I had a very vivid and terrible dream last week. It was in fact a truly dystopian nightmare and no fun at all.
I dreamt that I was an enabler for a legal profession that had properly fucked up justice, fucked up any meaningful sense of ethics and fucked up saving the planet. Lawyers had become facsimile lobbyists and plausible apologists for those destroying the planet. We had become a profession that had swapped professional independence for arch indifference and found an ally in sophistry to cloak our eyes from the crimes of our clients.
In my dream I was at a Hollywood-esque awards ceremony and surrounded by brilliant billionaire lawyers. The emerging theme of the evening was that we could make anyone, break anyone, and do anything we liked for whoever we liked. We could do this because we were the special ones, self-anointed in our own infallible judgement and dripping in the obsequiousness of our success.
Acceptance speech after acceptance speech celebrated the breaking down of cultures, traditions and societal norms to release the power of self-interest. There was no irony, no self-awareness and above all no accountability.

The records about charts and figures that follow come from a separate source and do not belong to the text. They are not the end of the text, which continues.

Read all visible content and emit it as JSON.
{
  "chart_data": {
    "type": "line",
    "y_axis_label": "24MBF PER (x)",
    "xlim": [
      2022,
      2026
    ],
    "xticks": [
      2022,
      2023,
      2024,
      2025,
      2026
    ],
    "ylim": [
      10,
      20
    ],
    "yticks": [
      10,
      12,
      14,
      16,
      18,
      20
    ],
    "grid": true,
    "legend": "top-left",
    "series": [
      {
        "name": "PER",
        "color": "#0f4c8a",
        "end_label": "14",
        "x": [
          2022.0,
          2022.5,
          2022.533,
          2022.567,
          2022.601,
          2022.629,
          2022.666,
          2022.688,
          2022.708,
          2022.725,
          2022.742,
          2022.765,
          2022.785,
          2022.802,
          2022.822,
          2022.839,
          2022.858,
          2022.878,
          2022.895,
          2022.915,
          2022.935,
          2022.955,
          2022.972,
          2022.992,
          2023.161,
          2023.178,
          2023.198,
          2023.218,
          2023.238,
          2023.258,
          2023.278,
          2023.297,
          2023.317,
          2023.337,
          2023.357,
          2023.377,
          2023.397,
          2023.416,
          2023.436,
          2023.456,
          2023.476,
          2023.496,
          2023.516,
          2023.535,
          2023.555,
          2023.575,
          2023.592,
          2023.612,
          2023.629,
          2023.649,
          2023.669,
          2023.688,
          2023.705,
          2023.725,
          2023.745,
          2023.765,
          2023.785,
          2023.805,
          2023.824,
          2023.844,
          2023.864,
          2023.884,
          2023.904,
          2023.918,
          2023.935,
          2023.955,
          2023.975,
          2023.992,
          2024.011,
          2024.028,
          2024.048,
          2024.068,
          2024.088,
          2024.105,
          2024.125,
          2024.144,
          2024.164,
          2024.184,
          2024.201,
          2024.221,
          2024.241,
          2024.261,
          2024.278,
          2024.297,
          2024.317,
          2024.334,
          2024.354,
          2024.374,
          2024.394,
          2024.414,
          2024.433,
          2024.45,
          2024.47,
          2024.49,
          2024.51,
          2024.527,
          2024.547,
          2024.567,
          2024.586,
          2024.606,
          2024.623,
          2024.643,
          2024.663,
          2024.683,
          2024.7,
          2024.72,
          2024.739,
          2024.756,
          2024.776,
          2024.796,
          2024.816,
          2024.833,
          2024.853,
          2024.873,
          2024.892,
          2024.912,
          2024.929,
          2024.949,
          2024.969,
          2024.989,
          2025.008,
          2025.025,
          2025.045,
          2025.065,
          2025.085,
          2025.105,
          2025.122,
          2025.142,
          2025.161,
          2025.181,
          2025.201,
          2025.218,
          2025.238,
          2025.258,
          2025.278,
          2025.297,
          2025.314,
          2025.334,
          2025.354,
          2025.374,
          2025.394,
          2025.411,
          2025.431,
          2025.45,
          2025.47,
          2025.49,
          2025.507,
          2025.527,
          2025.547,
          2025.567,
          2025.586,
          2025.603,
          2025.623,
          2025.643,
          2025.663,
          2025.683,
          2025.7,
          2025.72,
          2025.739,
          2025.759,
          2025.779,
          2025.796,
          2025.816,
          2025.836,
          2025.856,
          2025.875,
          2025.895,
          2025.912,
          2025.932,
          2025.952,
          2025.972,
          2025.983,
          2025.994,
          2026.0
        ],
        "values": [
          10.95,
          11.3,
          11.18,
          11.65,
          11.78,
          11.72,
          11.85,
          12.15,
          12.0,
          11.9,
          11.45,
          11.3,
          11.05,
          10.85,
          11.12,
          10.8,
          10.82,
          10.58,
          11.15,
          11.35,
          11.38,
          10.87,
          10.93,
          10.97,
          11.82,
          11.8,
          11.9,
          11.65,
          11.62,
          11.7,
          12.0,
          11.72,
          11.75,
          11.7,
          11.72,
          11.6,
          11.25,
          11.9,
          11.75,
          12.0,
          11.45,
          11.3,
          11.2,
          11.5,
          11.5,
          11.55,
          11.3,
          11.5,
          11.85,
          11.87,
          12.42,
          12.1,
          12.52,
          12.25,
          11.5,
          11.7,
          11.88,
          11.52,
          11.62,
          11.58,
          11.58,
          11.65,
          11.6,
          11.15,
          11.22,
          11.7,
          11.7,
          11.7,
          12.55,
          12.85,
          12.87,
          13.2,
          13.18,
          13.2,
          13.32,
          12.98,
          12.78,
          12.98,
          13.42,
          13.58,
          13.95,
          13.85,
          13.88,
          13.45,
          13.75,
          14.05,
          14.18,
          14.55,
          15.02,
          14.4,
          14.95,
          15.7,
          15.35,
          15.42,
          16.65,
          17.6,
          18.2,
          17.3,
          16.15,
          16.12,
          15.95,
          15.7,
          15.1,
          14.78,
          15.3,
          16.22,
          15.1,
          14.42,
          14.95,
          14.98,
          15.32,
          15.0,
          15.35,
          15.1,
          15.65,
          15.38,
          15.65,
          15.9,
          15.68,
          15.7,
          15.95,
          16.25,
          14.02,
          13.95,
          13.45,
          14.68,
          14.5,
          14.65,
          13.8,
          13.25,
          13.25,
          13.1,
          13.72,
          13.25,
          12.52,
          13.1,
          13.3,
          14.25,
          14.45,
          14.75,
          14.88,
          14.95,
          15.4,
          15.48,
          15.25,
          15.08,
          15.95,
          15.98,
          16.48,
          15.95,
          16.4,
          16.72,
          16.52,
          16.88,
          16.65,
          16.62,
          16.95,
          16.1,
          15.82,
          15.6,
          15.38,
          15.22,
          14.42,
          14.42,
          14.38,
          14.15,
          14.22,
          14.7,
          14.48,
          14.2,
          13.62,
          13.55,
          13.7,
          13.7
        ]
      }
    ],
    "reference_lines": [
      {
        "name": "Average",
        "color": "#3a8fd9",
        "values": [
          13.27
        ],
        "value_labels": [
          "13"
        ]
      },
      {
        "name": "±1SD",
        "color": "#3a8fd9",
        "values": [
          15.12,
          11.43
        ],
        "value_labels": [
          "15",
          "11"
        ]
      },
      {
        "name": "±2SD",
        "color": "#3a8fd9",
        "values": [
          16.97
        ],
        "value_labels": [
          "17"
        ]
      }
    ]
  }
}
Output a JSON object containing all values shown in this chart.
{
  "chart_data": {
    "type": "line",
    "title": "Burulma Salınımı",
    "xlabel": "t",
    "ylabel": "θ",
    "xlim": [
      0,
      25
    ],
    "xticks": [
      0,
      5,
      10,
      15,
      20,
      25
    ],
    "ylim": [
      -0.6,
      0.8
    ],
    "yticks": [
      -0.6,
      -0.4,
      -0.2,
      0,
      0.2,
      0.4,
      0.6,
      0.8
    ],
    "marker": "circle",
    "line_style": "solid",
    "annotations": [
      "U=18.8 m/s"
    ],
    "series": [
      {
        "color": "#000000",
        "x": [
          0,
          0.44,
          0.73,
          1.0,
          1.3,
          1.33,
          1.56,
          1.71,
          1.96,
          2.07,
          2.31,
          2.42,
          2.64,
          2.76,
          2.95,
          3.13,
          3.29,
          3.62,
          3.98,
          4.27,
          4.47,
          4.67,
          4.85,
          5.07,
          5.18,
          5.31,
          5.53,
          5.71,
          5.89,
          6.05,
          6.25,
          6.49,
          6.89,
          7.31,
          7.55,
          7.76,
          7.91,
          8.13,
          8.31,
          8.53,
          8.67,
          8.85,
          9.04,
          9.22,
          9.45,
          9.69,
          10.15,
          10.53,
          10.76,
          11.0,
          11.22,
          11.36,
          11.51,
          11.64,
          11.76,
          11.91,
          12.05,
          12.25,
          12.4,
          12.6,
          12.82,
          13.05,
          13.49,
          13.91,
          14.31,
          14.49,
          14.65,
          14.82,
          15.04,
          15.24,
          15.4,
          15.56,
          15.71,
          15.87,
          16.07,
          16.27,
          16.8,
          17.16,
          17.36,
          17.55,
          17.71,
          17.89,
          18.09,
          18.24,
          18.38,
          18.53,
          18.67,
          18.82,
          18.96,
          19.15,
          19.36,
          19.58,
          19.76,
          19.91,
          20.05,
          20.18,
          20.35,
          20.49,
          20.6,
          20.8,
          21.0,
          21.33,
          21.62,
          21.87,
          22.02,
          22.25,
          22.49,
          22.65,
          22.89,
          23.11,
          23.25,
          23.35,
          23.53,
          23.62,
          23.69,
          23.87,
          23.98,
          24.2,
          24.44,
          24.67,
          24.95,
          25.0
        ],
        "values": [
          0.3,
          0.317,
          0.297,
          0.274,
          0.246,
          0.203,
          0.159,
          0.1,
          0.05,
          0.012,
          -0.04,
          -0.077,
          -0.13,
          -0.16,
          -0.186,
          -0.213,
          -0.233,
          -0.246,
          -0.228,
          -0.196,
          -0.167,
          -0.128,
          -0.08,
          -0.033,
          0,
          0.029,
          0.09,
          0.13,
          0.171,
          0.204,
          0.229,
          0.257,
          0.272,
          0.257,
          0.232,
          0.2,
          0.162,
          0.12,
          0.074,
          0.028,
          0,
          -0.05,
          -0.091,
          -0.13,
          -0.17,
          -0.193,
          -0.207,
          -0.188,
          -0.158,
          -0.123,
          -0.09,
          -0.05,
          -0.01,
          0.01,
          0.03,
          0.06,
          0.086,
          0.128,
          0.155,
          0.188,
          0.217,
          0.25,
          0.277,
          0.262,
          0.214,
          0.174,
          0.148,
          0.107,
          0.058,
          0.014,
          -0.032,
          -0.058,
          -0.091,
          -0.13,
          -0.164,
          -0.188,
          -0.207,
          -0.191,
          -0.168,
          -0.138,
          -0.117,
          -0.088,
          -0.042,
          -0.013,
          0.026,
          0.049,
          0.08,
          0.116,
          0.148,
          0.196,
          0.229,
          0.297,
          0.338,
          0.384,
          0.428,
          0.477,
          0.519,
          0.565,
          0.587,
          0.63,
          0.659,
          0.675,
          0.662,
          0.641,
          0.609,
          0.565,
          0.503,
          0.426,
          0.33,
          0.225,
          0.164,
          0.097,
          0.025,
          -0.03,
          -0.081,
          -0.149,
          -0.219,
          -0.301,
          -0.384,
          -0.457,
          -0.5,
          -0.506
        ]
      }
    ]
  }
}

Lawyers in this grim universe were not above the law, but outside of it. They were self-appointed puppet masters, one hand guiding the unimaginably rich and the terrifyingly powerful, the other hand holding their noses.
Rules and laws were respected, of course, because that was the game. You had to know the law brilliantly in order to know how it might not apply to anything your clients wanted to do. But then, should a law become just a little bit too inconvenient, the fee for lobbying and promoting a change to the law was even more valuable.
In this nightmare I was sat next to lawyers drunk on arrogance, but their words were also utterly reasonable, measured and knowing. The secret of their success revealed in subtle, but obvious behavioural tics.
These lawyers, of course, would never lie. However, they knew that distraction, diversion and a total command of language was key.
These lawyers, of course, would never cover anything up. However, legal privilege and confidentiality were their legitimate tools often deliberately misunderstood, so that in combination with a limitless client budget, their clients’ rights became the expedient lubrication for delay and obfuscation.
These lawyers, of course, would never take any steps against an opponent that they should not take. However, they would casually summon up the grotesque reputations of those they represented, as a service to their opponents who might not otherwise fully comprehend the ferociousness and fear the fight might unleash upon them.
These lawyers, of course, knew that they could not defend the indefensible. However, they would represent anyone over anything, and let the justice system and their clients wealth, test the boundaries of expediency and the limits of their opposers resources.
As communities burned, as institutions failed and as the planet lost its grip on sustainable living, these lawyers celebrated their immunity from scrutiny because they were the keepers of ethicality.
How dare anyone challenge them or their clients’ rights to have access to the full power and majesty of the law.
Bloated on their windfall fees, these lawyers did not have to see the consequences of their clients’ actions. These lawyers wore this wilful blindfold uncaring that principles that once protected us all, were now only used to cheat humanity and all we had achieved as a society.
My nightmare evening ended with an award for me. For a lifetime of turning the other way. My citation was read to pompous appreciation. The line that jolted me back into consciousness and out of this terrible dream, was this:
“For his unwavering support for our ethical rules that permit us all to sleep well at night. We all know that without our ethical rules, it would be impossible for us achieve anything we have celebrated here this evening.”
I sat in my chair as the room then rose in standing acclamation for my contribution to their success. I was unable to move under the burden of knowing that I had resolutely defended ethical rules that had given permission for all these hellish things to unleashed on all of us.
But thank goodness it was just a dream.
It was 3am and I was now wide awake in my hotel room, deeply, deeply disturbed by my dream. Palms sweating and my body shivering with the threat of what my mind had turned over; I did not want to go back to sleep in case I returned to the nightmare. So, I made a cup of tea and I wrote this blog, hugely, hugely relieved that my dream was not real.
I hope to goodness that we will never, ever become so bent out of shape that we see our ethics as a means to exploit situations for our own success. But, perhaps the time has come to add one more line to our guiding rules:
“…and that above all, we must do no harm”.